A homogeneous europium cryptate-based assay for the diagnosis of mutations by time-resolved fluorescence resonance energy transfer

Abstract

Oligonucleotide ligation assay (OLA) is considered to be a very useful methodology for the detection and characterization of mutations, particularly for clinical purposes. The fluorescence resonance energy transfer between a fluorescent donor and a suitable fluorophore as acceptor has been applied in the past to several scientific fields. This technique is well adapted to nucleic acid analysis such as DNA sequencing, DNA hybridization and polymerase chain reaction. We describe here a homogeneous format based on the use of a rare earth cryptate label as donor: tris-bipyridine-Eu(3+). The long-lived fluorescence of this label makes it possible to reach a high sensitivity by using a time-resolved detection mode. A non-radiative energy transfer technology, known as time-resolved amplification of cryptate emission (TRACE((R))) characterized by a temporal and spectral selectivity has been developed.

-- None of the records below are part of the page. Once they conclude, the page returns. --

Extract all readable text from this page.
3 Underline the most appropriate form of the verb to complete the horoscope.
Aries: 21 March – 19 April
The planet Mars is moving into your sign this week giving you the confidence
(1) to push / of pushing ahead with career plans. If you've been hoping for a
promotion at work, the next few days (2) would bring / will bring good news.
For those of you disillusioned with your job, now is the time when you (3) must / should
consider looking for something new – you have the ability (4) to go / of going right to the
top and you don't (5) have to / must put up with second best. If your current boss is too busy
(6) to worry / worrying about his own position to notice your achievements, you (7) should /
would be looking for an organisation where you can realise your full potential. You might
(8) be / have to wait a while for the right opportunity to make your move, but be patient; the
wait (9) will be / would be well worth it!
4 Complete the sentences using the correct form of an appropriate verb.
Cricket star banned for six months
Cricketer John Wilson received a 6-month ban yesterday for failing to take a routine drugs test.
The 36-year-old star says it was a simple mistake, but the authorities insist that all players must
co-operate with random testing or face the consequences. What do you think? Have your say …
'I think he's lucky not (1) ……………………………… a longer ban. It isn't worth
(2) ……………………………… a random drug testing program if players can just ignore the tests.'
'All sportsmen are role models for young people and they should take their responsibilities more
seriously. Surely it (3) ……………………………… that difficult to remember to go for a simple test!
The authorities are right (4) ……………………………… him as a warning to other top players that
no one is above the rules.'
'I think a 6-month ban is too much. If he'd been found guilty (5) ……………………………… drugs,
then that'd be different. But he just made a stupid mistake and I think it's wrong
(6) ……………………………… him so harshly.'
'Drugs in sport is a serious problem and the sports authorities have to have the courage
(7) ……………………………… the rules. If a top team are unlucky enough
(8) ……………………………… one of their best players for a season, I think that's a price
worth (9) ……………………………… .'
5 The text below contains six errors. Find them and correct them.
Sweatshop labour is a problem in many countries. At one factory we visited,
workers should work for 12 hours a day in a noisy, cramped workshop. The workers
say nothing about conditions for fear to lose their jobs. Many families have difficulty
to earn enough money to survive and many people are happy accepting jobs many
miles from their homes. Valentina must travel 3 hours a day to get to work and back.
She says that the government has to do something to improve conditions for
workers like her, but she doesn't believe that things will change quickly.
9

The TRACE((R)) detection of characterized single nucleotide polymorphism using the OLA for allelic discrimination is proposed. We demonstrate the potentialities of this OLA-TRACE((R)) methodology through the analysis of K-ras oncogene point mutations.

Figure 1

OLA with TRACE^® detection. A symmetric PCR encompassing the bases to analyze was made. In the semi-direct format a common probe: 5′-phosphorylated (p) and 3′-[TBP(Eu³⁺)]-labeled and an allele-specific probe: 5′-biotinylated (bio) containing at its 3′-end the specific base, were reacted with the PCR products in a cycling mode. Perfect hybrids (allele-specific probe: PCR product) allow the generation of a ligation product 5′-biotinylated and 3′-[TBP(Eu³⁺)]-labeled. After the addition of the streptavidin conjugate (SA-XL665 or SA-Cy5), fluorescence energy transfer was monitored on a dual wavelength fluorimeter. In the direct format, the allele-specific probe was 5′-Cy5-labeled, then after the cycles of hybridization/ligation, the products were directly analyzed.

Figure 2

Chemical structure of [TBP(Eu³⁺)]-labeled common probes.

Figure 3

Temperature optimization of the OLA–TRACE^®. OLA–TRACE^® reactions were performed as described in Materials and Methods at various cycling temperatures by using 800 fmol of common [TBP(Eu³⁺)]-labeled probe (KRCPA1–15), 800 fmol of allele-specific probe (RWB1–15, wild-type GGT K-ras codon 12 sequence), 800 fmol of SA-XL665, and an aliquot of the PCR amplified cell line to analyze LnCaP (GGT, circles) or Mia PaCa-2 (TGT, diamonds).

Figure 4

Specificity of the OLA–TRACE^® technology by analyzing synthetic DNAs. Seven synthetic DNAs containing the seven K-ras codon 12 (GGT, GAT, GCT, GTT, GAT, GCT and GTT) possible sequences were analyzed at the same time by eight pairs of 20-base-long OLA probes in the semi-direct format. The results represent the mean of two consecutive assays. The relative Delta F value 100 was assigned to the reaction between full complementary sequences.

Figure 5

Sensitivity of detection of K-ras mutant alleles. DNA from Mia PaCa-2 (TGT) and LnCaP (GGT) cell lines were diluted and the OLA products which were generated by using the allele-specific TGT probe RM3B-20 (white columns) or the allele-specific GGT probe RWB1-20 (black columns), were analysed by TRACE^®.